Verantwortung statt Vollgas: Der EU AI Act
Generative künstliche Intelligenz prägt unseren Alltag massiv – und bislang im Prinzip grenzenlos. Doch jetzt gelten in Europa neue Regeln: Wir werfen einen Blick auf den EU AI Act, der am 1. August 2024 in Kraft trat.
Der EU AI Act ist das weltweit erste umfassende, demokratisch legitimierte und verbindliche Gesetz zur Regelung von Künstlicher Intelligenz. Er soll die Grundrechte und Sicherheit der Bürger:innen in der Europäischen Union schützen, Vertrauen in die Technologie stärken und Innovationen „made in Europe“ fördern. Das Regelwerk gilt für alle, die in der EU leben, sowie für Unternehmen und Behörden, die in der EU KI-Systeme anbieten; ausgenommen sind militärische Anwendungen. Der AI Act konzentriert sich auf Herausforderungen, die durch selbstlernende Systeme, oft ungewollt, entstehen. Innerhalb der nächsten zwei Jahre tritt der AI Act schrittweise vollständig in Kraft, und alle 27 Mitgliedstaaten müssen ihn in nationales Recht überführen.
Wie der EU AI Act die KI klassifiziert
Der EU AI Act gewichtet KI-Systeme nach ihrem Risiko für die Gesellschaft. Das soll gewährleisten, dass KI-basierte Systeme keine negativen Auswirkungen auf Sicherheit, Gesundheit, Umwelt und Grundrechte haben. Je höher das Risiko, desto strenger die Vorgaben. Es gibt vier Kategorien:
- Unannehmbares Risiko: In diesem Fall verbietet die EU künftig den Einsatz von KI. Es betrifft Systeme, die Verhalten manipulieren – etwa über soziale Medien –, die Personen sozial bewerten oder die eine biometrische Echtzeit-Identifikation in öffentlichen Räumen ermöglichen. Ausnahmen gelten für Terrorabwehr sowie für die Fahndung nach vermissten Kindern oder Schwerverbrechern.
- Hohes Risiko: In dieser KI-Kategorie müssen Anbieter Konformitätserklärungen abgeben, die sicherstellen, dass geltende EU-Gesetze eingehalten werden. Zudem sind Qualitäts- und Risikomanagementsysteme verpflichtend. Dies gilt für KI, die beispielsweise der Sicherheit von kritischer Infrastruktur dient, im Gesundheits- oder Bankwesen eingesetzt wird, oder individuelle Bewertungen wie bei Einwanderung und Straftaten vornimmt.
- Geringes Risiko: Für Systeme dieser Einstufung gelten Transparenz- und Informationspflichten. Betroffen sind zum Beispiel Chatbots, Spamfilter oder Suchalgorithmen.
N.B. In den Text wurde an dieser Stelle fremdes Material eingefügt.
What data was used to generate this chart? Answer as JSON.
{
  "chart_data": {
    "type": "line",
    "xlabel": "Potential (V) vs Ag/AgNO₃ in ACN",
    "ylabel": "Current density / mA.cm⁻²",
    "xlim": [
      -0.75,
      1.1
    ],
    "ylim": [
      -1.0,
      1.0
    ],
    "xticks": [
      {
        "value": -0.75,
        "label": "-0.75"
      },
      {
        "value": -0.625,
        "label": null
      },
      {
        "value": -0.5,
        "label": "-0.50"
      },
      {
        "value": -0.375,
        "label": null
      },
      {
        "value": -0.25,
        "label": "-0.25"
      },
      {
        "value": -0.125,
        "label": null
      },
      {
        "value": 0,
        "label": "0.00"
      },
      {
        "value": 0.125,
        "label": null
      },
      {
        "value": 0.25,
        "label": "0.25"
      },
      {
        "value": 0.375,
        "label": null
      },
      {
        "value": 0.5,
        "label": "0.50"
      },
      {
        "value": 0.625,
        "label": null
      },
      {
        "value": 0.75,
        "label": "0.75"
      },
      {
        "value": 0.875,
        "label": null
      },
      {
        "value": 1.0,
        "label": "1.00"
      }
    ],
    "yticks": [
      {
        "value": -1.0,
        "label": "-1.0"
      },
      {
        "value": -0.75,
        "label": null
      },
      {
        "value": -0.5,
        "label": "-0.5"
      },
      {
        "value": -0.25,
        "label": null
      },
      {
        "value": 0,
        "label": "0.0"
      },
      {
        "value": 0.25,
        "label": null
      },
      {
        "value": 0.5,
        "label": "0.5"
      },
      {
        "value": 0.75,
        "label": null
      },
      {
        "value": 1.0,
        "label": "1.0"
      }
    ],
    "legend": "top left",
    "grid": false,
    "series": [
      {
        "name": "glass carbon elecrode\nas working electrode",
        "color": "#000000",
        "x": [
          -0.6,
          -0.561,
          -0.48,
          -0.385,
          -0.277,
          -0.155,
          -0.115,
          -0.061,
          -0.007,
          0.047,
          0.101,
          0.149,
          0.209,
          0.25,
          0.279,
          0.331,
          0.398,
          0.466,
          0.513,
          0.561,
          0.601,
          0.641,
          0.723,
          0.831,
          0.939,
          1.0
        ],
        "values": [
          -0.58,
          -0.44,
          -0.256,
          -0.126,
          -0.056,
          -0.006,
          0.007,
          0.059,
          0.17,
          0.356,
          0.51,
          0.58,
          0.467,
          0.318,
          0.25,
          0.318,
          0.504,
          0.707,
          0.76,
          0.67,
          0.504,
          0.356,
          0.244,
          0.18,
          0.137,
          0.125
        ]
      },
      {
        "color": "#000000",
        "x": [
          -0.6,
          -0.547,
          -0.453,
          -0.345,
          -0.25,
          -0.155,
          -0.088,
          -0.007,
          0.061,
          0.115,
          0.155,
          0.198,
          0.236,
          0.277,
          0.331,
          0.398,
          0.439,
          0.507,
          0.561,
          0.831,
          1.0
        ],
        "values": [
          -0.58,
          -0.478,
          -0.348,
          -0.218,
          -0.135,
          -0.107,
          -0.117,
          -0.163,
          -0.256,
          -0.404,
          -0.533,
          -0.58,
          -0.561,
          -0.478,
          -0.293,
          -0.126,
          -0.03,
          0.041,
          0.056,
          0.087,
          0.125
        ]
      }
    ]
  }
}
- Vernachlässigbares Risiko: Systeme auf dieser Stufe unterliegen keinen weiteren Pflichten. Dazu können Suchmaschinen-Algorithmen, Spamfilter oder rein datengetriebene Systeme ohne Entscheidungsautonomie zählen.
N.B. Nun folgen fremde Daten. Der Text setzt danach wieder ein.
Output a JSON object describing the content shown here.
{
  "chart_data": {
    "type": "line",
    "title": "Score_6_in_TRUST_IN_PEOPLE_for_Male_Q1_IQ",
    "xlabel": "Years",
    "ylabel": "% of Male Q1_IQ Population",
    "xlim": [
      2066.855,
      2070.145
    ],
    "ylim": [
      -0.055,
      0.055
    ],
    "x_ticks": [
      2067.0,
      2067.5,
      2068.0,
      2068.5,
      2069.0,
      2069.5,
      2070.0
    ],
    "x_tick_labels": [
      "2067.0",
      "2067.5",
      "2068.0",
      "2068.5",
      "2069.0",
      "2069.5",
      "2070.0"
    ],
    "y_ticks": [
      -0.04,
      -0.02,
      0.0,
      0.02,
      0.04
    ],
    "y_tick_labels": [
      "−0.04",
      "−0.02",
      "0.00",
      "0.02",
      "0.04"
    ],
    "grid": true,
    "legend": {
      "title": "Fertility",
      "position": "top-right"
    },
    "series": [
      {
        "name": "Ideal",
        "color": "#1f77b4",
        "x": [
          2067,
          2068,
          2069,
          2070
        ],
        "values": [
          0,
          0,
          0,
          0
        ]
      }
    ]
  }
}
Im Fall der Missachtung greifen saftige Sanktionen: Bei verbotenen Systemen betragen sie bis zu 35 Millionen Euro oder 7 Prozent des Jahresumsatzes. Und bei Falschangaben drohen Strafen von bis zu 7,5 Millionen Euro oder 1,5 Prozent des Jahresumsatzes.
Der EU AI Act wirkt über Europa hinaus
Auch auf globaler Ebene zeigt der EU AI Act seine Wirkung. Viele Länder sehen ihn als wichtigen Schritt in Richtung „digitale Verlässlichkeit“. Brasilien hat durch den sogenannten Brüssel-Effekt bereits einige Elemente des EU AI Acts in nationales Recht übernommen.
Andere Länder, andere Regelungen
Mit ihrem AI Act geht die EU einen entschieden anderen Weg als die USA und China. In China steht die staatliche Kontrolle im Vordergrund: Anbieter von KI-Diensten müssen sicherstellen, dass die generierten Inhalte den Vorgaben der chinesischen Regierung entsprechen und sozialistische Werte respektieren. Zum Teil geschieht dies mit jenen KI-Systemen, die die EU als hochriskant einstuft und verbietet.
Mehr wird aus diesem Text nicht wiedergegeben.